Il gusto per l’esotismo ha, invece, invaso il Passage du Caire, noto per i geroglifici che ornano i suoi ingressi, e soprattutto il Passage Brady, oggi il simbolo della presenza indiana a Parigi, dove gli odori delle spezie dei due ristoranti indiani si mescolano al profumo degli incensi sprigionato dalle botteghe che vendono i prodotti dell’artigianato d’India.
Io qualche passaggio coperto l’ho visitato e, in qualche caso, sono rimasto totalmente rapito dalla particolarità del luogo, dalla viva cordialità e umanità degli artigiani (che sembrano pardossalmente più interessati a spiegarti e illustrarti il frutto del loro lavoro che a vendertelo….), dalla stravaganza della gente che li frequenta. Insomma, se vi trovate da queste parti e proprio non sapete come poter trascorrere qualche ora prima di cominciare l’ennesimo giro turistico per monumenti e musei cittadini, prendetevi una pausa gironzolando tra questi luoghi ancora magici che, con un po’ d’immaginazione, possono dare l’idea di cosa fosse la vita parigina dell’ottocento.
Leggi ancora...
Aggiungi il nostro feed ai tuoi preferiti oppure leggi le feednews di viaggioadagio.it direttamente sulla tua e-mail







January 8th, 2006 at 12:55 am
Lancer, va bene. va tutto bene. ma le foto? e i placemark di google Earth? Insomma dobbiamo fare tutto noi’ Mica penserai di cavartela così? Eppoi quel tuo amico con il nome da Conte? Quello che sta a Bruxelles? Quand’é che lo convinci a scribacchiare qualche cosina in un momento di pausa tra una sbronza e l’altra?

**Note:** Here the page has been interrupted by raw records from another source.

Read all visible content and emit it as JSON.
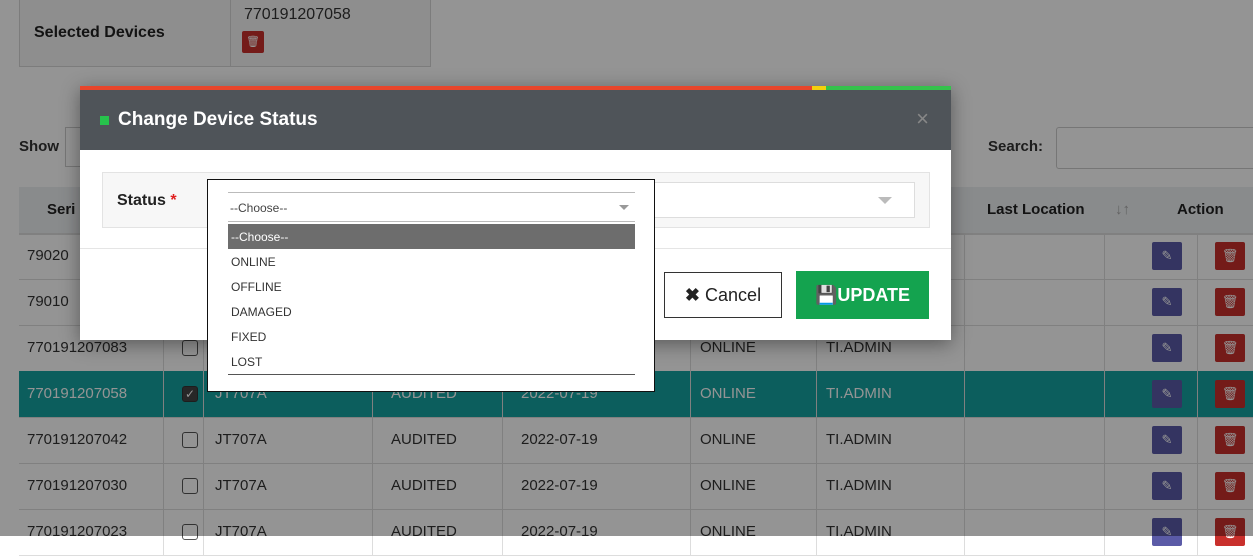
{
  "selected": {
    "label": "Selected Devices",
    "device": "770191207058"
  },
  "table_controls": {
    "show_label": "Show",
    "search_label": "Search:"
  },
  "table": {
    "headers": {
      "serial": "Seri",
      "last_location": "Last Location",
      "action": "Action"
    },
    "rows": [
      {
        "serial": "79020",
        "checked": false,
        "model": "",
        "audit": "",
        "date": "",
        "status": "",
        "user": ""
      },
      {
        "serial": "79010",
        "checked": false,
        "model": "",
        "audit": "",
        "date": "",
        "status": "",
        "user": ""
      },
      {
        "serial": "770191207083",
        "checked": false,
        "model": "",
        "audit": "",
        "date": "",
        "status": "ONLINE",
        "user": "TI.ADMIN"
      },
      {
        "serial": "770191207058",
        "checked": true,
        "model": "JT707A",
        "audit": "AUDITED",
        "date": "2022-07-19",
        "status": "ONLINE",
        "user": "TI.ADMIN"
      },
      {
        "serial": "770191207042",
        "checked": false,
        "model": "JT707A",
        "audit": "AUDITED",
        "date": "2022-07-19",
        "status": "ONLINE",
        "user": "TI.ADMIN"
      },
      {
        "serial": "770191207030",
        "checked": false,
        "model": "JT707A",
        "audit": "AUDITED",
        "date": "2022-07-19",
        "status": "ONLINE",
        "user": "TI.ADMIN"
      },
      {
        "serial": "770191207023",
        "checked": false,
        "model": "JT707A",
        "audit": "AUDITED",
        "date": "2022-07-19",
        "status": "ONLINE",
        "user": "TI.ADMIN"
      }
    ]
  },
  "modal": {
    "title": "Change Device Status",
    "close_icon": "×",
    "status_label": "Status",
    "required_mark": "*",
    "cancel_label": "Cancel",
    "update_label": "UPDATE"
  },
  "dropdown": {
    "current": "--Choose--",
    "options": [
      "--Choose--",
      "ONLINE",
      "OFFLINE",
      "DAMAGED",
      "FIXED",
      "LOST"
    ],
    "highlighted": "--Choose--"
  },
  "colors": {
    "update": "#14a34f",
    "selected_row": "#16a2a0",
    "edit": "#5b5ba7",
    "delete": "#c9302c"
  },
  "icons": {
    "edit": "edit-icon",
    "trash": "trash-icon",
    "cancel": "x-icon",
    "save": "floppy-icon"
  }
}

January 8th, 2006 at 4:18 pm
falco, ma come si fanno i placemark? son mica capace io :-(
January 8th, 2006 at 9:13 pm
Cara Je, mi hai dato lo spunto per fare un post che spieghi per bene la faccenda. Mi riprometto di scriverlo nei prossimi giorni. Intanto dovresti scaricare Google Earth a questo link. Ne avevo già parlato diverso tempo fa, ma è un consiglio che mi sento di dare a chiunque possieda un computer collegato ad internet, perché il programma, anche si in versione beta, offre già un sacco di funzionalità interessanti, ma più in là, se non ci si metterà seriamente l’amministrazione Bush a vietarlo per motivi di sicurezza, fornirà servizi integrati di mappatura del territorio, di navigazione satellitare, di guida mondiale per servizi di ogni tipo. Potrai cercare la pizzeria o il ristorante più vicini a dove ti trovi (o l’hotel, il distributore di benzina, la banca, ecc.), vederne il luogo su una foto satellitare ed essere indirizzata lì da uno stradario che ti guida passo - passo. In più potrai leggere informazioni aggiuntive e navigare tra siti proprio grazie ai placemark. :-)
January 8th, 2006 at 10:01 pm
Caro il mio CR42FALCO, hai ragione…. prometto che farò un salto nei passages più caratteristici per scattare qualche foto e inserirla. Così ne approfitto per vedere come funziona la mia nuova Nikon (il regalino di Natale che mi sono fatto…..da solo!!!)
January 9th, 2006 at 5:45 pm
il programma lo avevo già installato, infatti vedo i placemark dei post, ma non riesco a farne di miei, questo è il problema. Quindi se farai il post spiega agli handicappati come me cosa fare step by step. Grazie :-)
January 9th, 2006 at 6:30 pm
Jeneregretterien è servita! :P
January 9th, 2006 at 7:05 pm
Che meraviglia questo post! Mi sembrava di respirare l’aria della citta’! Bravissimo e non vedo l’ora di vedere le foto che farai!
January 10th, 2006 at 12:42 pm
Chiara, grazie mille per il tuo commento entusiastico!!!!!! Avrei tante cose da raccontare su questa città ma, purtroppo, il tempo non é mai abbastanza per conciliare necessità lavorative, personali e di svago (eh si, lo scrvere lo ritengo uno svago…). In realtà, avevo scritto un’altra cosa su Parigi in agosto, ai primordi del sito. Bisognerebbe chiedere a CR42FALCO che fine gli ha fatto fare……..
January 10th, 2006 at 12:46 pm
Lancer, è al suo posto. Eccoti il link.
January 10th, 2006 at 6:48 pm
E io me lo leggero’. Tu intanto Lancer continua a raccontarcela questa Parigi quando hai tempo. Si’ scrivere è uno svago anche per me ma a volte è proprio un lusso concederselo!